Turn the breaker on, and tap each black wire with a non-contact tester. One of them should light up.
Mark the other 3 black wires with red, blue and yellow tape, respectively.
If you want to know which wire goes to which light (for arranging the switches to your preference), let's not do that now.
The problem with those "push" connectors is you can't insert a wire, pull it out, and reuse the void a second time. Pulling the wire out destroys the spring clamping force in that void: it won't clamp properly, will arc and start a fire. So if you need to do any experimenting at all, rend (pull/twist) the wires out of these nuts, and use Wago lever-nuts. Don't waste wire length and why bother re-stripping?
Prepare the pigtails
Cut your 3' wire into six 6" pigtails, and strip off about 5/8" of wire off one end. (off the other end, strip off whatever the connector says to on its labeling).
Take 3 of your pigtails and the colored tape. Wrap one pigtail with red tape, another with blue tape, and another with yellow tape.

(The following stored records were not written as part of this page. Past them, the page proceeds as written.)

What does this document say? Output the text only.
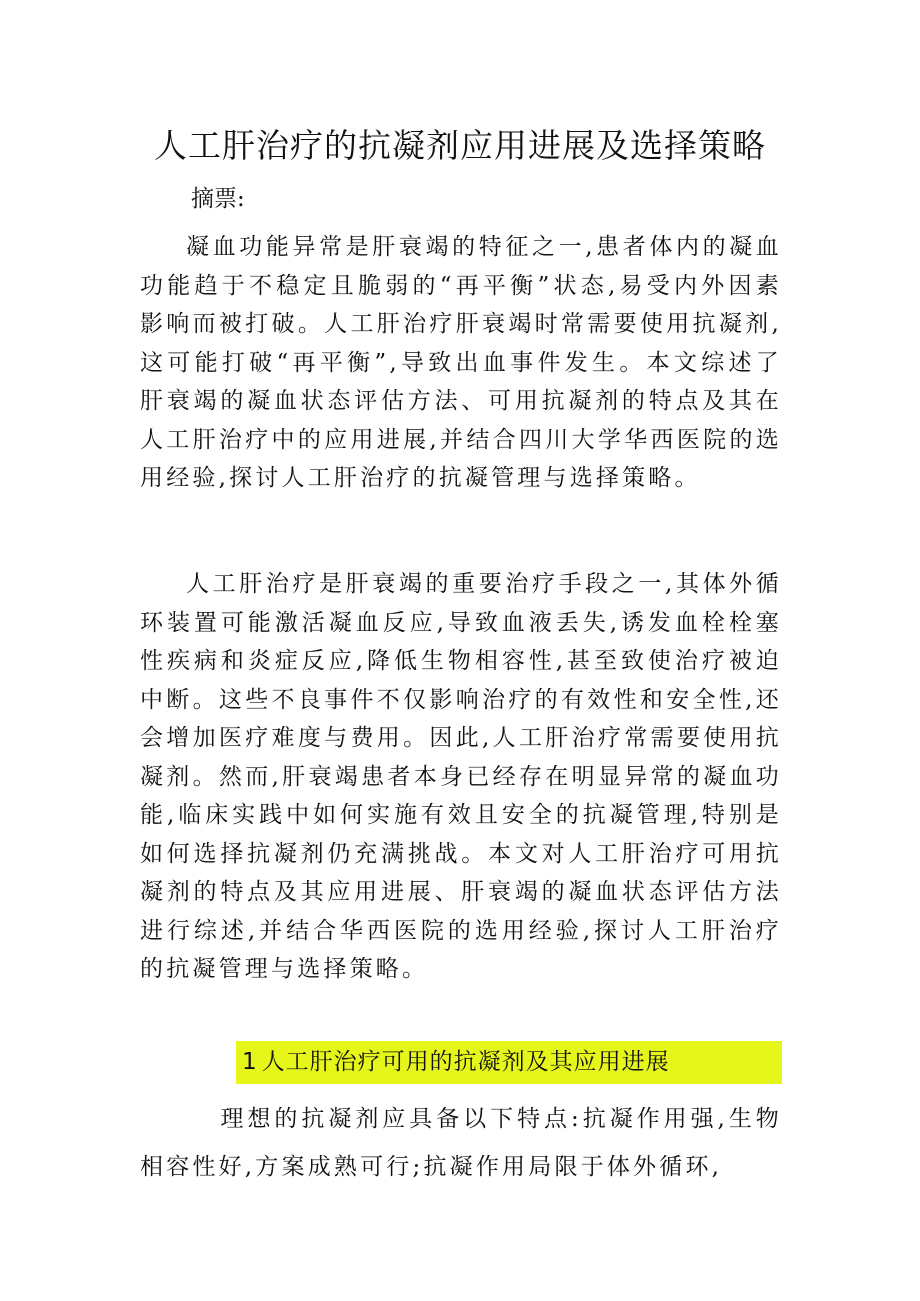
人工肝治疗的抗凝剂应用进展及选择策略
摘票:

凝血功能异常是肝衰竭的特征之一,患者体内的凝血功能趋于不稳定且脆弱的“再平衡”状态,易受内外因素影响而被打破。人工肝治疗肝衰竭时常需要使用抗凝剂,这可能打破“再平衡”,导致出血事件发生。本文综述了肝衰竭的凝血状态评估方法、可用抗凝剂的特点及其在人工肝治疗中的应用进展,并结合四川大学华西医院的选用经验,探讨人工肝治疗的抗凝管理与选择策略。

人工肝治疗是肝衰竭的重要治疗手段之一,其体外循环装置可能激活凝血反应,导致血液丢失,诱发血栓栓塞性疾病和炎症反应,降低生物相容性,甚至致使治疗被迫中断。这些不良事件不仅影响治疗的有效性和安全性,还会增加医疗难度与费用。因此,人工肝治疗常需要使用抗凝剂。然而,肝衰竭患者本身已经存在明显异常的凝血功能,临床实践中如何实施有效且安全的抗凝管理,特别是如何选择抗凝剂仍充满挑战。本文对人工肝治疗可用抗凝剂的特点及其应用进展、肝衰竭的凝血状态评估方法进行综述,并结合华西医院的选用经验,探讨人工肝治疗的抗凝管理与选择策略。

1 人工肝治疗可用的抗凝剂及其应用进展

理想的抗凝剂应具备以下特点:抗凝作用强,生物相容性好,方案成熟可行;抗凝作用局限于体外循环,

Cut your 1' ground wire into two 6" pigtails.
Prepare the switches
On a nice comfortable bench, sit down with the 2 switches. Use the screw terminals and do proper shepherd's crook screw connections, clockwise. Skill up on Youtube on those. Alternately you can get a slightly better switch that uses "screw-and-clamp" connections, a back-wire where you tighten the screw (HARD) to clamp it.
"Why not just use backstabs"? They are known unreliable, and anyway don't work on #12 wire.
"Why not just use #14 wire?" That would be bad if the breaker was 20A.
The single switch is easy. Pick any screw and put a black pigtail there. The other screw gets a red pigtail.
The dual switch is tricky, because you must look closely for which side is "common". It will have 2 screws on "common" and a little metal tab that could be broken off to separate the two "common" screws. Do not break the tab. Put 1 black wire on "common" and do not use the other "common" screw.
The other two (non-common) screws on the dual switch get a blue and yellow pigtail.
Both switches get 1 ground pigtail on their green screw.
Feel free to wrap the switch bodies with electrical tape 2-3 times around, to insulate the side screws. However, hold off on that until the switch positions are where you like.
Back to the switch box
Breaker still off.
Super easy. Bare to bare. Black to black. Blue to blue. You're getting the idea.
See how all the prep work above made this Super Easy? That's why it's worth it.
"But I don't like which switch controls which light". OK, turn off the breaker and exchange wires on the screw terminals (or screw-and-clamp's) as needed. That way the pigtail colors stay matched up.